Portabella Tacos with Spicy Cabbage Slaw

  • Prep 30 min
  • Total 30 min
  • Servings 4

Ingredients

Spicy Cabbage Slaw

  • 1 cup shredded red cabbage
  • 2 tablespoons lime juice
  • 1 tablespoon finely chopped chipotle chiles in adobo sauce (from 7-oz can)
  • 1 tablespoon sour cream
  • 1/8 teaspoon salt

Tacos

  • 8 taco shells from 1 box (4.6 oz) Old El Paso™ Crunchy Taco Shells (12 Count)
  • 1 tablespoon olive oil
  • 4 portabella mushroom caps, cut into 1/4-inch slices
  • 1/2 medium onion, cut into 1/4-inch slices
  • 1 teaspoon chili powder
  • 1/2 teaspoon Montreal steak grill seasoning
  • 1 avocado, pitted, peeled and sliced

Steps

  • 1
    In small bowl, mix all slaw ingredients; set aside.
  • 2
    Heat taco shells as directed on box.
  • 3
    Meanwhile, in large skillet, heat oil over medium-high heat. Cook mushrooms in oil 3 to 5 minutes, stirring occasionally, until they begin to brown. Add onion; cook 2 to 3 minutes longer. Stir in chili powder and grill seasoning.
  • 4
    To serve, spoon mushroom mixture into warmed taco shells; top with avocado slices and spicy cabbage slaw.
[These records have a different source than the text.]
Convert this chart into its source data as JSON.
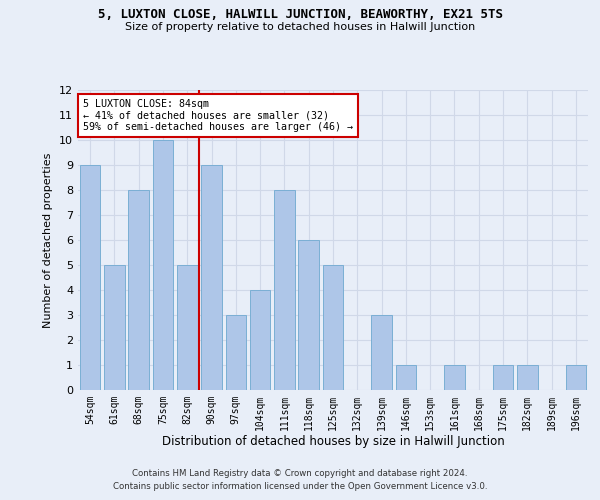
{
  "title": "5, LUXTON CLOSE, HALWILL JUNCTION, BEAWORTHY, EX21 5TS",
  "subtitle": "Size of property relative to detached houses in Halwill Junction",
  "xlabel": "Distribution of detached houses by size in Halwill Junction",
  "ylabel": "Number of detached properties",
  "categories": [
    "54sqm",
    "61sqm",
    "68sqm",
    "75sqm",
    "82sqm",
    "90sqm",
    "97sqm",
    "104sqm",
    "111sqm",
    "118sqm",
    "125sqm",
    "132sqm",
    "139sqm",
    "146sqm",
    "153sqm",
    "161sqm",
    "168sqm",
    "175sqm",
    "182sqm",
    "189sqm",
    "196sqm"
  ],
  "values": [
    9,
    5,
    8,
    10,
    5,
    9,
    3,
    4,
    8,
    6,
    5,
    0,
    3,
    1,
    0,
    1,
    0,
    1,
    1,
    0,
    1
  ],
  "bar_color": "#aec6e8",
  "bar_edgecolor": "#7aafd4",
  "highlight_index": 4,
  "highlight_color": "#cc0000",
  "annotation_line1": "5 LUXTON CLOSE: 84sqm",
  "annotation_line2": "← 41% of detached houses are smaller (32)",
  "annotation_line3": "59% of semi-detached houses are larger (46) →",
  "annotation_box_facecolor": "#ffffff",
  "annotation_box_edgecolor": "#cc0000",
  "ylim": [
    0,
    12
  ],
  "yticks": [
    0,
    1,
    2,
    3,
    4,
    5,
    6,
    7,
    8,
    9,
    10,
    11,
    12
  ],
  "grid_color": "#d0d8e8",
  "background_color": "#e8eef8",
  "footer1": "Contains HM Land Registry data © Crown copyright and database right 2024.",
  "footer2": "Contains public sector information licensed under the Open Government Licence v3.0."
}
  • This same slaw is perfect on our Sweet-and-Sour Portabella Sliders, so you can keep those ingredients on hand to make a different recipe another night.
  • Replace the spicy cabbage slaw with finely shredded iceberg lettuce, diced tomato and sour cream for a mild taco, perfect for kids.
  • Make chicken-mushroom tacos by adding 1/2 to 1 cup of diced or shredded cooked chicken. Add after the onion and heat until mixture is hot.